Claim the Disappearing: 2
(I invite you to enjoy this free New Orleans novel, courtesy of the wonder that is the internet, unrolled a teensy bit at a time. If you are just joining us, feel free to return to THE BEGINNING and work your way through.)
All bad things start in Alabama. That’s not talking ugly. It’s geographical fact. Alabama is a topographical sinkhole out of which the earth burps. The onion-tinged belch rolls east, carried mostly by the earth’s orbital spin but also blown by the puffed cheeks of easily-offended Mississippi.
At least that was the story my grandmother told me when I was young enough to yawn at eight o’clock in the evening, worn out from a day of riding horses and hiding in the hayloft where straw stuck in my wool sweater as I ran like hell from the mean-ass geese who claimed the barn as their own as soon as the weather turned cool. We would be in her bedroom, my Tippy and me. She sat on the edge of the bed with the popcorn bedspread slipping to the floor, its weight pulled sideways by the dense quilts she took to making in the evenings after my Pop-Pop left her for a woman in Mobile (only much later did I realize this was probably why Tippy maligned Alabama.)
The room smelled tangy like Ben-Gay and, because I stayed with Tippy in the winter when gas heaters hissed, scorched dust. My stomach was full of the salty boiled peanuts Tippy set aside for my snack in front of the TV while, behind me in the gold throne chair, she pieced her quilts and murmured against the idiocy on the screen. Afterwards, already in my pin-tucked nightgown, I sprawled on the bumpy bedspread and and sucked on a slick strand of hair as Tippy talked trash about Alabama, my favorite thing.

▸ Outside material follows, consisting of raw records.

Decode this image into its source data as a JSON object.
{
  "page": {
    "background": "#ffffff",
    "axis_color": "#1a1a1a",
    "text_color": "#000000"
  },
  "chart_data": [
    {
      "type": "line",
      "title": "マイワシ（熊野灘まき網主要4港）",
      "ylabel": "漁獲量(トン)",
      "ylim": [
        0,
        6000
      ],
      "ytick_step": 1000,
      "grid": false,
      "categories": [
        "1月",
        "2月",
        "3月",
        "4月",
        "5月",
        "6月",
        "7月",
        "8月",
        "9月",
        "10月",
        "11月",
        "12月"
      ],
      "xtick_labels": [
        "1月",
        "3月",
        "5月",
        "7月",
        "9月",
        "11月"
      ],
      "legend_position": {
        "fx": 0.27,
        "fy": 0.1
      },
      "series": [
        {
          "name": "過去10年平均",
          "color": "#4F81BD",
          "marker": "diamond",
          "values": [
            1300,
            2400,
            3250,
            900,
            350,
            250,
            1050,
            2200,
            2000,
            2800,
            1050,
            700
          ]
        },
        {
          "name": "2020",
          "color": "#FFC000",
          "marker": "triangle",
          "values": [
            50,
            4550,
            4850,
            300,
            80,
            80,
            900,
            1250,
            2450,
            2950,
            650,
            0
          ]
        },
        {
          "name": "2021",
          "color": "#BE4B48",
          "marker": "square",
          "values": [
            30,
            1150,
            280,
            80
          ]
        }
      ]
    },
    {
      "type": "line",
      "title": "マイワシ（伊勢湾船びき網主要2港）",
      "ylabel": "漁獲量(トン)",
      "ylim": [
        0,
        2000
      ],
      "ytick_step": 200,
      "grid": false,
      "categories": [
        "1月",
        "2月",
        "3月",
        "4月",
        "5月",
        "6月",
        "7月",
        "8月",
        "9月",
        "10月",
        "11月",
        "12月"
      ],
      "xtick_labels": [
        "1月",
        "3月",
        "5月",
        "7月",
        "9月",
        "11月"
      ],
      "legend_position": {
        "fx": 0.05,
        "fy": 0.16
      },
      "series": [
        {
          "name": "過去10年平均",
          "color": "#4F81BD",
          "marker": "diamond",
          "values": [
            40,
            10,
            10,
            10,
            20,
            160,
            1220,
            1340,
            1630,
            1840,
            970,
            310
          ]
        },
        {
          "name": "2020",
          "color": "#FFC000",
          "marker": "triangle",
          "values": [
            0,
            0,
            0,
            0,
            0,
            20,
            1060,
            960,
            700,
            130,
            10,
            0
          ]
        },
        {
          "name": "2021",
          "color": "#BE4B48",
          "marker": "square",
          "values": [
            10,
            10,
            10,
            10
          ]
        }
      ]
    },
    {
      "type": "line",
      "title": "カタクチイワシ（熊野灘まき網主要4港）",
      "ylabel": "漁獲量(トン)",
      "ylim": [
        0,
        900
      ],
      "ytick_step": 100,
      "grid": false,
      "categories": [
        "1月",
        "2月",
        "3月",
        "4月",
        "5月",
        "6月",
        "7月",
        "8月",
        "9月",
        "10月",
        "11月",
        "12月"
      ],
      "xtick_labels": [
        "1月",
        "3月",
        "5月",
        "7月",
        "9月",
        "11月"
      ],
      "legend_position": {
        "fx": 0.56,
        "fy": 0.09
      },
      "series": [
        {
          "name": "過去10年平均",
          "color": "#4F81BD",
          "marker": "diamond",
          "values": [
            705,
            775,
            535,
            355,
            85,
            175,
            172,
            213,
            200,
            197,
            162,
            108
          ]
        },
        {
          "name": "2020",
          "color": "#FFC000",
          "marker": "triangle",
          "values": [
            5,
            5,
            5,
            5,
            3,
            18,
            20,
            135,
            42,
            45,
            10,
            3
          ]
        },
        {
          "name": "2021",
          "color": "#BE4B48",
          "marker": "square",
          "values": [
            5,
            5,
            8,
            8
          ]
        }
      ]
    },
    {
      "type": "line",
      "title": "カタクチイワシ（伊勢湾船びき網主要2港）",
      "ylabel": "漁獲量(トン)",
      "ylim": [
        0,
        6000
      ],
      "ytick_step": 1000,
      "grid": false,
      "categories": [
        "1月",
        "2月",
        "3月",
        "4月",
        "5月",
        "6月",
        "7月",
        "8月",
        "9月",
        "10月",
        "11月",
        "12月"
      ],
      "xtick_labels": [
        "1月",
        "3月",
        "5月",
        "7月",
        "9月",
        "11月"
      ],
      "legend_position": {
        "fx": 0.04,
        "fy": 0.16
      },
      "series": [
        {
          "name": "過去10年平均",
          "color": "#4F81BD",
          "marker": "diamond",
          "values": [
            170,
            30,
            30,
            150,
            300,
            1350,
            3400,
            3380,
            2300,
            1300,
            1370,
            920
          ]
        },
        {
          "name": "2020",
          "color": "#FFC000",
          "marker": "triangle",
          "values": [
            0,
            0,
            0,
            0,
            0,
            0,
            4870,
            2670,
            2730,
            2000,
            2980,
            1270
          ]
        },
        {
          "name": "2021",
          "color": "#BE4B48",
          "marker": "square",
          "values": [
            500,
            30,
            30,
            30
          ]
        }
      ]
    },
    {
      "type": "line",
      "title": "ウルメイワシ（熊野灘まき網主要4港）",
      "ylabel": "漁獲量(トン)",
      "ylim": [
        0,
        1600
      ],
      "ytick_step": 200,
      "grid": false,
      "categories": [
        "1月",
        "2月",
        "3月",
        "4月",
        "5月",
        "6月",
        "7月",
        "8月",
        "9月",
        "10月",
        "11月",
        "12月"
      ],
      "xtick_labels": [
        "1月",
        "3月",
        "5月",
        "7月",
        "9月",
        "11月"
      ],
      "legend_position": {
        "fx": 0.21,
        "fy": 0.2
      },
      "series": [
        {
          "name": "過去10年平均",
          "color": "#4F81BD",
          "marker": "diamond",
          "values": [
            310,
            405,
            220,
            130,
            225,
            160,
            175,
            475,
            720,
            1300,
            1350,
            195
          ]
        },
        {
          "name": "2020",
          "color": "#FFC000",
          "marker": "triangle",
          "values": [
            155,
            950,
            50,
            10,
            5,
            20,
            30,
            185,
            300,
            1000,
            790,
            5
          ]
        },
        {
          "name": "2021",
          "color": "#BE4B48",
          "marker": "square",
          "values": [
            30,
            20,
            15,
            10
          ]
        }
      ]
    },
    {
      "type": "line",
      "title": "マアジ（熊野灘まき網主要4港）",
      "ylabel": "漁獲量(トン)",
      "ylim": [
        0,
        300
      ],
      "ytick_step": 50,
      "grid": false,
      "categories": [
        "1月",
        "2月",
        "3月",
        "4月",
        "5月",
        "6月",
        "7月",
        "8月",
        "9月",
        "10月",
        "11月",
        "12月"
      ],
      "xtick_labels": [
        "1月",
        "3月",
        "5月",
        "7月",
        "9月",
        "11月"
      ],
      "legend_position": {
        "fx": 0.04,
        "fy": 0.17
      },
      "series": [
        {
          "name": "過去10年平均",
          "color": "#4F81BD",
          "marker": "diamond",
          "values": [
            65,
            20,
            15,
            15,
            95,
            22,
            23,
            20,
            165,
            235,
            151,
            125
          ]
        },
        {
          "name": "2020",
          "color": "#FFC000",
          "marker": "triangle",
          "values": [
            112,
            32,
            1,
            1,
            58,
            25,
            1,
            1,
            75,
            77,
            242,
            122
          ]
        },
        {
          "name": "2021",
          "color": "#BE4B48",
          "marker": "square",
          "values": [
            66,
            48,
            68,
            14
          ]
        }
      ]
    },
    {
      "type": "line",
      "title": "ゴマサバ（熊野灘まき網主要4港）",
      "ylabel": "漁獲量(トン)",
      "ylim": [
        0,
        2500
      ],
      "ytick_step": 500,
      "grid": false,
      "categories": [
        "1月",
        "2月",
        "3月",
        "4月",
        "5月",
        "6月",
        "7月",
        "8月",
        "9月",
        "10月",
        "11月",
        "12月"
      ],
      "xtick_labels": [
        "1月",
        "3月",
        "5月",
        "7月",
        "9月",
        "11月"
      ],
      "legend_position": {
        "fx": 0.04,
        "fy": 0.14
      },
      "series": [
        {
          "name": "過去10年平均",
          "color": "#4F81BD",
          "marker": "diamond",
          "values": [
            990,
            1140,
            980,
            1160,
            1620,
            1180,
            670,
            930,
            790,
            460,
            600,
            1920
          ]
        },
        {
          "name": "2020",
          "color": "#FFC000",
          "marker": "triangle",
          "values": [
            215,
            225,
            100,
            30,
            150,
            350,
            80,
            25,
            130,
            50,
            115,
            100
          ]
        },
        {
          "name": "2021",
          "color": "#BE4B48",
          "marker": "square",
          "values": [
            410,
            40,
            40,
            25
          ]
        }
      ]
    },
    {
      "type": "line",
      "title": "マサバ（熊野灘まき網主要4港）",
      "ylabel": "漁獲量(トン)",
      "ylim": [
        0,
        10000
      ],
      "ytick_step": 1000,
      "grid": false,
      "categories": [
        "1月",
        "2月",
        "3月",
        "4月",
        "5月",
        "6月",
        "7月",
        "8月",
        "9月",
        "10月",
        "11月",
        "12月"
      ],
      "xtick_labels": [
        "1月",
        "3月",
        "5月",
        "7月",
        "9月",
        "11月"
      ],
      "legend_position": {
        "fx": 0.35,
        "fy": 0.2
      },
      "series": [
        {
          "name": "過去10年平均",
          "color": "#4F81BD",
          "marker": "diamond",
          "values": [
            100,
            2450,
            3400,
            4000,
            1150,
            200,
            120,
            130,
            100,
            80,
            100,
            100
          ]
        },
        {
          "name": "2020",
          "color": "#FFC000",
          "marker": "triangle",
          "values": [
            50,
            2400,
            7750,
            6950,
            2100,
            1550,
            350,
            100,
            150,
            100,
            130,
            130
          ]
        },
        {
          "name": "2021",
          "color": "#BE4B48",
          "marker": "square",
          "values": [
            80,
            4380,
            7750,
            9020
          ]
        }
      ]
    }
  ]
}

Mississippi was way better than Alabama, Tippy assured me as she plaited her hair into a braid thick as a water moccasin. How much better? I asked, rising to fetch the silver-backed mirror with the tarnished mermaid riding a wave on the sea. We could beat Alabama with one hand tied behind our back, she replied, examining the neatness of her handwork in the angled mirror. Fair fight. No Alabama-cheat-‘em rules. Alabama, she flipped her plait over her shoulder and squinted at me to make sure I absorbed her point, was good for nothing but running away from.
We were from Mississippi, my Tippy and me. Her mother, too, and her mother’s mother and—after she ran away from Alabama—Tippy’s mother’s mother’s mother (I refuse to make a joke about all those mothers.) The bedtime tales Tippy told me weren’t exactly an origin story, but she did get it from that long ago great-grandmother of hers, the one she called Tip-Top. The first of us, I always thought, at the very tippy top of the Tippy heap.
Tip-Top is the one I want to tell you about. She’s the first of the three women whose inheritance I snatched into my fist as I ran away from Mississippi, hellhound on my heels, exactly the same way Tip-Top had run away from Alabama, a theft that eventually sent me stumbling down Rampart to watch St. Claude rise from the dead. Again.